As for Trotsky, he granted an exorbitant privilege to the proletarians in the advanced countries in his idea of the world revolution. He understood neither the laws of revolution in the colonial and semi-colonial countries, nor did he concede that for a long time they could be in the vanguard of the struggle.

The Chinese communists know that it is the peoples of the advanced capitalist countries who will deliver the final blow to imperialism. They also know that the final victory of socialism and the transition to communism will only be carried out on a world scale but they cannot accept formulations such as this one: ‘The maintenance of the proletarian revolution within a national framework can only be a provisional state of affairs . . . The way out for it lies only in the victory of the proletariat of the advanced countries’.

They would even be tempted to invert the formula: the security of the proletariat in the advanced countries depends on the victory of the peoples dominated by imperialism. This inversion had already been executed by Marx. He wrote to Engels on 10 December 1869:

I long believed that it would be possible to overthrow the Irish regime through English working-class ascendancy . . . more thorough study has now convinced me of the exact opposite. The English working class will never accomplish anything before it has got rid of Ireland. The lever must be applied in Ireland.
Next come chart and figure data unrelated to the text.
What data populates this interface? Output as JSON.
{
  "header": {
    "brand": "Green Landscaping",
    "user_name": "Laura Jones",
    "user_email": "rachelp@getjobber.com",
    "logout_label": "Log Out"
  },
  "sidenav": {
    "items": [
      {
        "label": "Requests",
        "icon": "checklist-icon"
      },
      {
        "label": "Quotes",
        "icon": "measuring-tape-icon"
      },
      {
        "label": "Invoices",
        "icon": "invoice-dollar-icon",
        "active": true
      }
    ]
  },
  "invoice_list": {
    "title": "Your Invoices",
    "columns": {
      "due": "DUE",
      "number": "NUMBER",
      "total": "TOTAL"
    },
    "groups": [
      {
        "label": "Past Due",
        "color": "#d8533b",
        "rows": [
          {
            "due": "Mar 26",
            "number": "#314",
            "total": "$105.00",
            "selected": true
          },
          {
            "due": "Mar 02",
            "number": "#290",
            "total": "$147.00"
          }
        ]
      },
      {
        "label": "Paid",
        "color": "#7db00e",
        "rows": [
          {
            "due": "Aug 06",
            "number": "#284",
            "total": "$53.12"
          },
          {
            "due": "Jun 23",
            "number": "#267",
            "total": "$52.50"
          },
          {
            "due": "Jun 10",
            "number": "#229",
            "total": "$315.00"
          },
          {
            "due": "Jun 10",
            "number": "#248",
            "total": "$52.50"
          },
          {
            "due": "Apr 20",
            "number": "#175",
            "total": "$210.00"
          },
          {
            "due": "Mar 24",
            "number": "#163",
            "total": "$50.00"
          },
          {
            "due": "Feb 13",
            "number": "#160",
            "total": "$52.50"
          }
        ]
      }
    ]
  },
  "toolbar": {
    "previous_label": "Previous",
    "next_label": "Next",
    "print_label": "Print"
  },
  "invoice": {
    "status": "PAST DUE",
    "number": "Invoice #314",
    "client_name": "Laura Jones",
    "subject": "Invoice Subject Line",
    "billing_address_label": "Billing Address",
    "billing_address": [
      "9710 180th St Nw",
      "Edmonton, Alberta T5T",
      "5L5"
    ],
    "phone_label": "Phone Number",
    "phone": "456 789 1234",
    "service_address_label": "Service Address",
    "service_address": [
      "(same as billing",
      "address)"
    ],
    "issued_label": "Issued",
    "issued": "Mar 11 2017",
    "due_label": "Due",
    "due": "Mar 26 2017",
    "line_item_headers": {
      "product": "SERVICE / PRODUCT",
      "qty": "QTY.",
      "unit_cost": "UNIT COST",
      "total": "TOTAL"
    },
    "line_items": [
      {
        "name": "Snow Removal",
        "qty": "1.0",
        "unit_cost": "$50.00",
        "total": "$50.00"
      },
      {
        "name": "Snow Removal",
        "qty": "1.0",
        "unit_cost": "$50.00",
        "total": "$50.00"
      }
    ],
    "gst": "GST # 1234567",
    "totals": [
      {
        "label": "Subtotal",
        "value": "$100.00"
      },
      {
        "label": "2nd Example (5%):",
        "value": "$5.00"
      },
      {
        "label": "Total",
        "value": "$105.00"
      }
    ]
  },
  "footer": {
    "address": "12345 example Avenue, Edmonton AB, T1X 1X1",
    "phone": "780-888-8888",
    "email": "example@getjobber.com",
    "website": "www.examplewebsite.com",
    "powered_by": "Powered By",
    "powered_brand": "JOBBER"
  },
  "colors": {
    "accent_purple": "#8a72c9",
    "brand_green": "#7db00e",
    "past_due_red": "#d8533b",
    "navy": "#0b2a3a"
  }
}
4. According to Mao Tse-tung, contradictions are the motor of history.

He has written:

The law of the unity of opposites is the fundamental law of the inverse. This law operates universally, whether in the natural world, or in human society, or in man’s thinking. Between the opposites in a contradiction there is at once unity and struggle, and it is this that impels things to move and change.

As Lenin had already pointed out in a note criticising Bukharin, contradiction and antagonism must not be confused. The former will exist in communist society. According to Mao, the development of these contradictions and their resolution will give rise to sudden qualitative changes, that is, to revolutions.

The revolutionary process will continue indefinitely. There will be no end to history.

Trotsky was totally unaware of this aspect of the theory of the uninterrupted revolution which is derived from the dialectical nature of the real.

In the debate cited at the beginning of this section, Vergès had no time to express himself as clearly as this, for the chairman allowed him only one sentence to reply to Frank and Deutscher. His reply was: ‘Marxist-Leninists are not the “Monsieur Jourdains” of Trotskyism.’

In fact, as Trotskyism has no hold on the real as a result of its original sin – the fact that it is cut off from the masses – its supporters console themselves by explaining others’ victories by an unconscious application of the only revolutionary doctrine: their own.

They do not bring about the revolution but are very fond of distributing praise and blame. When they approve of Marxist-Leninists it is because they supposedly practise Trotskyism without knowing it.

How else can they account for the logical scandal presented by their opponents’ revolutionary successes except by attributing them to the occult influence of their own ideas? ‘Since these mysteries are beyond us, let us pretend to shape them,’ they say, imitating Figaro.